In the US popular science journal Nature a few days earlier, a promising article was published that biologists managed to trace the dependence of cancer cell cells on drugs that are administered intravenously during chemotherapy. Chemotherapy is known to be carried out more than once and the scientists managed to find out that after several repeated courses of treatment, the cells of a malignant tumor become drug dependent. Dependence is akin to the narcotic and after a while these cells are very difficult to exist without, so-called, doping.
Doctors believe that breaks in chemotherapy procedures can have a beneficial effect on the outcome of the disease, since the cells of malignant tumors that managed to develop resistance and immunity to the drugs will experience severe inconvenience if they are deprived of drugs.
The chemotherapy procedure itself looks like this: intravenously or intramuscularly, a toxic solution of the substance is introduced into the human body, which should have a devastating effect on a malignant tumor that afflicted the patient. The drug should also prevent reproduction, the division of foreign cells. Due to the fact that the drug is toxic (although its effect on the tumor is stronger than the effect on the human body), during the chemotherapy the patient has problems with the immune system.
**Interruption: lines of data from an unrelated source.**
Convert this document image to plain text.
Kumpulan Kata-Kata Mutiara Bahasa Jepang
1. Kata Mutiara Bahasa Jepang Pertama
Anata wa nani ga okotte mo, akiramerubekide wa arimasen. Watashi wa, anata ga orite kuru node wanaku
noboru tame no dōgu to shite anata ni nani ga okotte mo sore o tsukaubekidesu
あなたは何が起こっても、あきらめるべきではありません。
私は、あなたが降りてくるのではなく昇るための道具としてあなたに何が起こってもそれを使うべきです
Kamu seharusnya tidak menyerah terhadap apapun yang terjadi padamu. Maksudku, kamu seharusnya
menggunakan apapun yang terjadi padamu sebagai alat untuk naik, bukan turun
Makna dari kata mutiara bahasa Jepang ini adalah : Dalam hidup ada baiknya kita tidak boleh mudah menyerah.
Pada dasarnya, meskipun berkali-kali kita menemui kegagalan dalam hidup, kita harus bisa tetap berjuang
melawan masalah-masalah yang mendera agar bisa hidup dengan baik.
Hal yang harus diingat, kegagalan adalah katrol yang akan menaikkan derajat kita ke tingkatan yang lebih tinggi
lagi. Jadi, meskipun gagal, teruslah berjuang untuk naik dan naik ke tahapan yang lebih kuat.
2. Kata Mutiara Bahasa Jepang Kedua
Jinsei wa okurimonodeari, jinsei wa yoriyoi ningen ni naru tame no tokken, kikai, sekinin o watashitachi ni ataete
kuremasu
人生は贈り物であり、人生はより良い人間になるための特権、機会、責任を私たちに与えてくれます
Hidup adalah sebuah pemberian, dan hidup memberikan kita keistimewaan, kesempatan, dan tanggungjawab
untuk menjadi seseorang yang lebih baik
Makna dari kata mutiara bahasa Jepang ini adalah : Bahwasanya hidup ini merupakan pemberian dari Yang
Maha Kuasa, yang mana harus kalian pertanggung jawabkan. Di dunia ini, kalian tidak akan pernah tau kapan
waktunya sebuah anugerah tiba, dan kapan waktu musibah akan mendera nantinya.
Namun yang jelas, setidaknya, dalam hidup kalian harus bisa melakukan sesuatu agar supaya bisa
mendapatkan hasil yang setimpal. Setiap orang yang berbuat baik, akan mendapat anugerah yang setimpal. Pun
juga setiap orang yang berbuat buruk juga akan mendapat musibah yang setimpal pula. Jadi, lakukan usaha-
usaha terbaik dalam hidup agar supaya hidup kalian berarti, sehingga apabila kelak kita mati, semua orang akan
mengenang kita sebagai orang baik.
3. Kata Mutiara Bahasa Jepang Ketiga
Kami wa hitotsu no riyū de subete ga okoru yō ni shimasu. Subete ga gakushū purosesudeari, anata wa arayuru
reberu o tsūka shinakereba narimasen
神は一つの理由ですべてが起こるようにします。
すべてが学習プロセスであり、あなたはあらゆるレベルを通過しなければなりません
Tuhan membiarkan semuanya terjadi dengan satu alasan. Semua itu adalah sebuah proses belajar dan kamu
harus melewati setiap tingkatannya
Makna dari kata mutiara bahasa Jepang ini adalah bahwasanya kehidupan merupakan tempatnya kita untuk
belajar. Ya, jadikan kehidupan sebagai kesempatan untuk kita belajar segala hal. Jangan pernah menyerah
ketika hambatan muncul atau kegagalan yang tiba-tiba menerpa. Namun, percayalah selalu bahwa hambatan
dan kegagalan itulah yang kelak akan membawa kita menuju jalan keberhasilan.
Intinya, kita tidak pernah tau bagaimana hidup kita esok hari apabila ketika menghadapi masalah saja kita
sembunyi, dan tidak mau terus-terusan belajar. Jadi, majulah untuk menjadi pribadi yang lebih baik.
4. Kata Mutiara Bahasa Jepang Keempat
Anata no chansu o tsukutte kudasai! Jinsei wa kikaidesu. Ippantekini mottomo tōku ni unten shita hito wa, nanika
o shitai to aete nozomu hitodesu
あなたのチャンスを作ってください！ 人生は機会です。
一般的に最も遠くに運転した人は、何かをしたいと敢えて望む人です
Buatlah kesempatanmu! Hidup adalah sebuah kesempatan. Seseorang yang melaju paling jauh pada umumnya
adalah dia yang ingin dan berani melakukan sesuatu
This moment significantly reduces the effectiveness of treatment, because the body is too weak and does not have the ability to fight the disease on its own.
In the process of research, scientists have discovered yet another characteristic feature of chemotherapy, or rather its effects. A team of biologists from the University of Emeryville (USA) conducted a series of studies on laboratory mice. These studies were to show the possible consequences of chemotherapy and the reaction of the animal body to frequent use of procedures. The latter were examined several mice, patients with skin cancer (melanoma), whose treatment was carried out with the help of a new drug "vemurafenib." Biologists were surprised and dissatisfied with the result of treatment of mice: after chemotherapy sessions, tumors on the skin of animals not only did not disappear, but also could develop immunity and resistance to the cells of medications. During the research, scientists found that the cells of the smog tumor independently synthesize the protein, which helped to virtually neutralize vemurafenib.
A positive point, which was elucidated during the analysis of the drug, is that cancer cells are dependent on it. Accordingly, with a gradual decrease in dosage, the growth of the tumor gradually slowed down, and after the end of chemotherapy, it stopped altogether.